Department of Dermatology, Competence Center skintegral, University Medical Center Freiburg, Germany.
J Invest Dermatol. 2010 Jan;130(1):113-23. doi: 10.1038/jid.2009.248.
It has been shown recently that triterpenes inhibit cancer cell growth of various cell types in vitro. In this work, the effect of highly purified triterpenes (TE) with betulin as the major compound (>80% w/w) on cell proliferation, apoptosis, and differentiation of human keratinocytes was analyzed in vitro, ex vivo, and in vivo. In vitro, TE increased calcium influx into primary keratinocytes and upregulated various differentiation markers including keratin 10. TE also specifically increased the expression of the non-selective transient receptor potential canonical (subtype) 6 (TRPC6) in keratinocytes, and knocking down TRPC6 inhibited keratin 10 upregulation. Ex vivo, in human skin explants TE induced the expression of TRPC6 in the epidermis and increased DNA fragmentation of terminally differentiating keratinocytes. Topical treatment with TE of actinic keratoses, that represent in situ squamous cell carcinomas with disturbed epithelial differentiation, resulted in downgrading of aberrant Ki67 expression and upregulation of keratin 10 in vivo. Our data indicate that TE promotes keratinocyte differentiation in vitro and in vivo. This effect seems to be mediated at least in part by TRPC6.

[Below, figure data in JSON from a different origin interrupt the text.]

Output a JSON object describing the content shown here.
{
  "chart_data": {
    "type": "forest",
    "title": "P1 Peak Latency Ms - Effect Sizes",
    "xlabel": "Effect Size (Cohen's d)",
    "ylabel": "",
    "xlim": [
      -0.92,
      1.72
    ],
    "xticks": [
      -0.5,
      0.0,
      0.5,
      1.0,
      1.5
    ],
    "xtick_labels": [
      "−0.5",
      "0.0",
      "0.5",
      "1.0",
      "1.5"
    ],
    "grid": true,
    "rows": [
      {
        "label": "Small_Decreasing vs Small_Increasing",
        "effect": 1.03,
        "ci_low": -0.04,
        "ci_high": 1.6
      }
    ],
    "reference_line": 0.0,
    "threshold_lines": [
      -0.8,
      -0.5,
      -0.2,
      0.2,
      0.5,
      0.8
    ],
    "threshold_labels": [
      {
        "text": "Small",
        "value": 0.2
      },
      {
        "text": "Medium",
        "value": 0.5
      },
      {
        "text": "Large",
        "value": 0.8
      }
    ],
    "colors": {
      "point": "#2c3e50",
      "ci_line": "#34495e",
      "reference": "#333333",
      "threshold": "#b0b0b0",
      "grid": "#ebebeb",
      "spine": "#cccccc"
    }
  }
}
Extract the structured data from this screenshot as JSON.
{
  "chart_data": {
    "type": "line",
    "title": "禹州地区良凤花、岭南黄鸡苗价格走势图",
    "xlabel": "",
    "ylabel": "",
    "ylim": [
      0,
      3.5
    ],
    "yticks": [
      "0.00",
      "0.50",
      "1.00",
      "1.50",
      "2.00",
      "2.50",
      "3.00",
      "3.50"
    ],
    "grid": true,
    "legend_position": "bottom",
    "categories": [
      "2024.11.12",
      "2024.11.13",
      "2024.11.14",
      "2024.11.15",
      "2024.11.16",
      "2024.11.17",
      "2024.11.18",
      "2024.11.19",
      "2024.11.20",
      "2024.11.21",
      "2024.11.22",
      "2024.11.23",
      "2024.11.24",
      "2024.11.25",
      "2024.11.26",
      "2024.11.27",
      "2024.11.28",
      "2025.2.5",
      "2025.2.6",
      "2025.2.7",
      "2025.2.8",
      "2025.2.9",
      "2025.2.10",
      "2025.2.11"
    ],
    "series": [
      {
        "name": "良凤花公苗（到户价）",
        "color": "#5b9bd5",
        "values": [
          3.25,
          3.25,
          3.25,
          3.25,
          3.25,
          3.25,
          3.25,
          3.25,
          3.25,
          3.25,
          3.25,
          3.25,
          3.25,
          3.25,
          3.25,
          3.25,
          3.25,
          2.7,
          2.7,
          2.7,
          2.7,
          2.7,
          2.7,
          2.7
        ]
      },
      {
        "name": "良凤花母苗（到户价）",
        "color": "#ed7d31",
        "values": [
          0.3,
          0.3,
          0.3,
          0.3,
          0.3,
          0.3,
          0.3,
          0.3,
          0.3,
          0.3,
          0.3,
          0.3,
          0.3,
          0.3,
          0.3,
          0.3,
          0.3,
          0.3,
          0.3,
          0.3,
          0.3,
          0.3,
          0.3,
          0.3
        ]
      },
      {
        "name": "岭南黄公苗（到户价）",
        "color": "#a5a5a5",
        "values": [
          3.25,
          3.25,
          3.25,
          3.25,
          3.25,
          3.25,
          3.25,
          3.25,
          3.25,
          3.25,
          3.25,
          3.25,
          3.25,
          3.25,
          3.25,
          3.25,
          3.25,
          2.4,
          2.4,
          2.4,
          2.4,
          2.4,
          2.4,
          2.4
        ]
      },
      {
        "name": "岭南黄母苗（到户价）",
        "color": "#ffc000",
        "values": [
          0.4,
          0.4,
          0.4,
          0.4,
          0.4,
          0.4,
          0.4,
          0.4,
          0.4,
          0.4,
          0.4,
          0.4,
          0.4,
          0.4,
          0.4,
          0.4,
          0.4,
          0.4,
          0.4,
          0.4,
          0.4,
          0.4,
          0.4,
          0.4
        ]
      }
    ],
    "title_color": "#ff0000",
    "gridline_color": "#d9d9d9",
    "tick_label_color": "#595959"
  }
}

最近已经证明,三萜类化合物在体外抑制各种细胞类型的癌细胞生长。在这项工作中,分析了具有较高纯度的三萜类化合物(TE)(主要化合物为桦木醇>80%w/w)对人角质形成细胞体外、离体和体内增殖、凋亡和分化的影响。在体外,TE 增加原代角质形成细胞内钙内流,并上调包括角蛋白 10 在内的各种分化标志物。TE 还特异性增加角质形成细胞中非选择性瞬时受体电位经典(亚型)6(TRPC6)的表达,而敲低 TRPC6 抑制角蛋白 10 的上调。离体,在人皮肤外植体中,TE 在表皮中诱导 TRPC6 的表达,并增加终末分化角质形成细胞的 DNA 片段化。局部用 TE 治疗光化性角化病,代表上皮分化紊乱的原位鳞状细胞癌,导致体内异常 Ki67 表达下调和角蛋白 10 的上调。我们的数据表明,TE 促进角质形成细胞体外和体内的分化。这种作用似乎至少部分通过 TRPC6 介导。